普通、移動可能エリアの設定がされてたりするもんだが、そんな引っかかりが全くない。
「どんな物理エンジン積んでんだよ。石ころの一個一個にも判定がありやがる」
俺はそのあたりの確認をしながら切り立った岩の目立つ山道を歩き、道中、動物のような、そうでないようないわゆるモンスターを見つけた。
チュートリアがどこか警戒したように俺の側に寄る。
「あ、あれは」
「ラビラッツ。可愛らしい外見と裏腹に、可愛らしい。俺は嫌いだけどな」
「え?」
「初モンス、レッツきりんぐー」
ウサギのようなネズミのようなずんぐりとしたモンスターでどこか愛嬌がある。
だが、それはそれ。
モンスターであることにはかわらず、俺は早速攻撃をしかけた。
俺が襲いかかると、必死に反撃してくるが俺はするするとモンスターの周りを回って攻撃を避けると、ダメージを蓄積させて殴り続ける。
素手での攻撃で拳に確かな重みを感じるあたりのリアルさといったら、他のどのゲームでも味わえない。
やがて動かなくなった、ウサギを模したモンスターが光となって消えるあたりのリアルな質感たるや最高だね。
「す、すごい」
チュートリアルキャラクターよろしく初モンスター撃破にも驚いてくれる。
「ふんむ」
俺は初戦闘で得た感触を検証しながら、眉を潜める。
「モンスター相手に、どうしてここまで戦えるんですかっ!ぶ、武器も持たずに!」
「ステップの使い方がわからん」
「ス、ステップ?」
「ファイター系……軽装戦士系の基本スキル。というか全職で使える回避スキルで小移動して敵の攻撃を避けるスキルだよ」
「つ、使ってたんじゃないんですか?」
「意識はしてねえんだけど、使ってたか?」
「いえ……そういえば、使ってなかったような」
俺は敵の攻撃モーションに合わせて移動して回り込んで避けていたのでステップは使っていなかったと思う。

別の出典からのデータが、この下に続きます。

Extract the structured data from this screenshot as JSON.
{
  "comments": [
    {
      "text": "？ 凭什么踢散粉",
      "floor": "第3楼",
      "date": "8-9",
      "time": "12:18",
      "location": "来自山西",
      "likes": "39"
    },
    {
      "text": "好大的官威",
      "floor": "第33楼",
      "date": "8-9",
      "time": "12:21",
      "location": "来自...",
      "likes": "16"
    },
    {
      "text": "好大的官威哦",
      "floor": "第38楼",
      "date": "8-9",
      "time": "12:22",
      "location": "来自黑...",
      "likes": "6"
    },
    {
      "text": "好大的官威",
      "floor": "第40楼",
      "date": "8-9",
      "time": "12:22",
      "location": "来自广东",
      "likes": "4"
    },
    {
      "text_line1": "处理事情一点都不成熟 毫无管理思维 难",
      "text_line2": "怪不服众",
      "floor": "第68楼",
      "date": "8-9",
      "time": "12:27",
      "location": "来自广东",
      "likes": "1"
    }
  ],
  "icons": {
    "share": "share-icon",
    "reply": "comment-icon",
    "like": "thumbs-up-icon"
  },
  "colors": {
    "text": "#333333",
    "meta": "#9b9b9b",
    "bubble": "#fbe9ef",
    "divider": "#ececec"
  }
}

「ステップって……でも、そこまで戦えてステップを知らないっていうのか、ステップって、これですよね?」
チュートリアが左右に軽くステップを踏む。
確かに、ステップっちゃステップだが。
「俺が知りたいのはスキルとしてのステップなんだが」
「これも、技術といえば技術に……確かに熟練した戦士であればスキルの領域なんですが……」
「お前本当に使えねーな」
「がーん」
ショックを受けるチュートリアににべもなく言い放ち、俺は左右に軽くステップを踏んでみる。
これが、スキルのステップかどうかはわからないが、次の戦闘で試してみることに決める。
ラビラッツがドロップしたアイテムをチュートリアが拾っていたが、それに構わず俺は先に進み、もう一匹のラビラッツを見つける。
ノンアクティブのモブだ。
可愛らしくあくびをして後ろ足で顎を掻く姿は可愛らしい。
だが、今の俺にとっちゃどれだけ可愛かろうが殺戮対象以外の何者でもない。
無言で駆け寄るとワンパン入れて戦闘開始。
「ぴ、ぴぎぃっ!」
甲高い声を上げて反撃してくるラビラッツに対しステップを駆使して戦う。
なまじ、身体がリアルに動くだけにステップという感触がなく俺は手痛い一撃をもらってしまう。
防具というか、服すら無いのでダメージとしては結構でかい。
HPバーやMPバーが見えないのは不便だが、ファミルラでもそうだったので今は不便さを感じない。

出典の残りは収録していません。